Op 12 augustus 2024 heeft de Rechtbank Overijssel uitspraak gedaan in de strafzaak tegen een 53-jarige man, die werd verdacht van hennepteelt en diefstal van elektriciteit. De rechtbank heeft de verdachte vrijgesproken van beide tenlastegelegde feiten. De zaak kwam voor de rechtbank na een onderzoek op de openbare terechtzitting op 29 juli 2024, waar de officier van justitie en de raadsman van de verdachte hun standpunten naar voren brachten. De rechtbank heeft vastgesteld dat er onvoldoende wettig en overtuigend bewijs was om de betrokkenheid van de verdachte bij de hennepkwekerij te bevestigen.
De tenlastelegging omvatte twee feiten: het telen van hennep op 7 november 2022 en het stelen van elektriciteit in de periode van 23 juni 2021 tot en met 7 november 2022. Tijdens het politieonderzoek werd een hennepkwekerij aangetroffen in de woning van de partner van de verdachte. De verdachte ontkende echter enige betrokkenheid bij de kwekerij en de rechtbank concludeerde dat de bewijsvoering niet voldoende was om tot een veroordeling te komen.

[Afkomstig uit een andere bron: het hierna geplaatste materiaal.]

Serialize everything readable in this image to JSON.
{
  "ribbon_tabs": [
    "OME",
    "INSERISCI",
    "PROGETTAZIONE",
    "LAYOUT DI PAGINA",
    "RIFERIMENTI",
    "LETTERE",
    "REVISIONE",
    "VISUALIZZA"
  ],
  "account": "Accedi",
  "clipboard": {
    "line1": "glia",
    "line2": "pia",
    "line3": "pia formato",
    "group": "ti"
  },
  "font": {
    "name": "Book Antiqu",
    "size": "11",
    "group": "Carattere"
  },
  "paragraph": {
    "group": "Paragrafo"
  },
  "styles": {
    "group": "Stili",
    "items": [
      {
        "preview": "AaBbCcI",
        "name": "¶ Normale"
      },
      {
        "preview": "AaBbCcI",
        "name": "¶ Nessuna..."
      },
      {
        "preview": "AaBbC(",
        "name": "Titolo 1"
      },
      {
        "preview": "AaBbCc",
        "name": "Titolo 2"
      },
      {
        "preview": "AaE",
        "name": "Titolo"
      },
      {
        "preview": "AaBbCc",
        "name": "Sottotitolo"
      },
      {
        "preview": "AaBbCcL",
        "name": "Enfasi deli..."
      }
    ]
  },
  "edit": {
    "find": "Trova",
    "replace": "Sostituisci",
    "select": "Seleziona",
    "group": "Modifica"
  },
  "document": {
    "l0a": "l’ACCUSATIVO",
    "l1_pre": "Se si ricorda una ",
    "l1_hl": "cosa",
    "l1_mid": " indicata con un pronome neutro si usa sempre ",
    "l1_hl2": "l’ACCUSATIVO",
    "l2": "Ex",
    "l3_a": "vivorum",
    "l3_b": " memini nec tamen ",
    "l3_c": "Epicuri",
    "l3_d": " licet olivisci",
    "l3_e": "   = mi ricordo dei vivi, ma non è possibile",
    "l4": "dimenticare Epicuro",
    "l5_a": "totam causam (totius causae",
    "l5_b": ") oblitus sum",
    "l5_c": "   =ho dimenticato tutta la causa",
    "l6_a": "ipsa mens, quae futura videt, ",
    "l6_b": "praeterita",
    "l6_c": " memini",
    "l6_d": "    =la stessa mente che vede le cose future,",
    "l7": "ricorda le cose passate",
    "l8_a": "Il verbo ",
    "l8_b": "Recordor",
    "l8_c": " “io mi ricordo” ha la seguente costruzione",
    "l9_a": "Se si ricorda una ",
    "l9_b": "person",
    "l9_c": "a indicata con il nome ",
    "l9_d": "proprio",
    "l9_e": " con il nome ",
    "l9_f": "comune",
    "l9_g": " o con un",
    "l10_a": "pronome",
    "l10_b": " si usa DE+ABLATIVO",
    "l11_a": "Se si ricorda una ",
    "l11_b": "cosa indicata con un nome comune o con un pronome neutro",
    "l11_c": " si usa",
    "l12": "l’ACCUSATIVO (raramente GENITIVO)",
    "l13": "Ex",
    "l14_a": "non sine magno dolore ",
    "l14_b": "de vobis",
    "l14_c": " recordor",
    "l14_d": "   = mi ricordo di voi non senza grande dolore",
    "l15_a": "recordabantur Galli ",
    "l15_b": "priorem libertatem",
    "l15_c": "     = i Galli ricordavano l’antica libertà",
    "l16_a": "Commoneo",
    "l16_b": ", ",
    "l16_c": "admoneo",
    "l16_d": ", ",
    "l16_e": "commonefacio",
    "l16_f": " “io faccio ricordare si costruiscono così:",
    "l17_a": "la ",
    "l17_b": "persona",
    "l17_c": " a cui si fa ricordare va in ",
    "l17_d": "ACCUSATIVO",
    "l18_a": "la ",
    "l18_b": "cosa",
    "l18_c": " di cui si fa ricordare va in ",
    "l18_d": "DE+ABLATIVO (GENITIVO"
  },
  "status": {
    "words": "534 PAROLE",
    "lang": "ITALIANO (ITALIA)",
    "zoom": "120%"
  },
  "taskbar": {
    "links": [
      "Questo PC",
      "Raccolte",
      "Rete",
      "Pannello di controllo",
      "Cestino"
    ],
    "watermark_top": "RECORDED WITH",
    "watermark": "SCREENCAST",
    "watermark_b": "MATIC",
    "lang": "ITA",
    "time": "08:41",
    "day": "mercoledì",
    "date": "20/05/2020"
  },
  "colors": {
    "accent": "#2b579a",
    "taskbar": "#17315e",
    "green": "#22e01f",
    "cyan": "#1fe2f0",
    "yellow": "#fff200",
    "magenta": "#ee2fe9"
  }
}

Daarnaast was er een benadeelde partij, [benadeelde] B.V., die schadevergoeding eiste van de verdachte. Aangezien de verdachte werd vrijgesproken, verklaarde de rechtbank de benadeelde partij niet-ontvankelijk in de vordering, wat betekent dat zij hun schadevergoeding alleen via de burgerlijke rechter konden eisen. De rechtbank heeft in haar beslissing benadrukt dat de vrijspraak en de niet-ontvankelijkheid van de benadeelde partij voortvloeien uit het gebrek aan bewijs tegen de verdachte.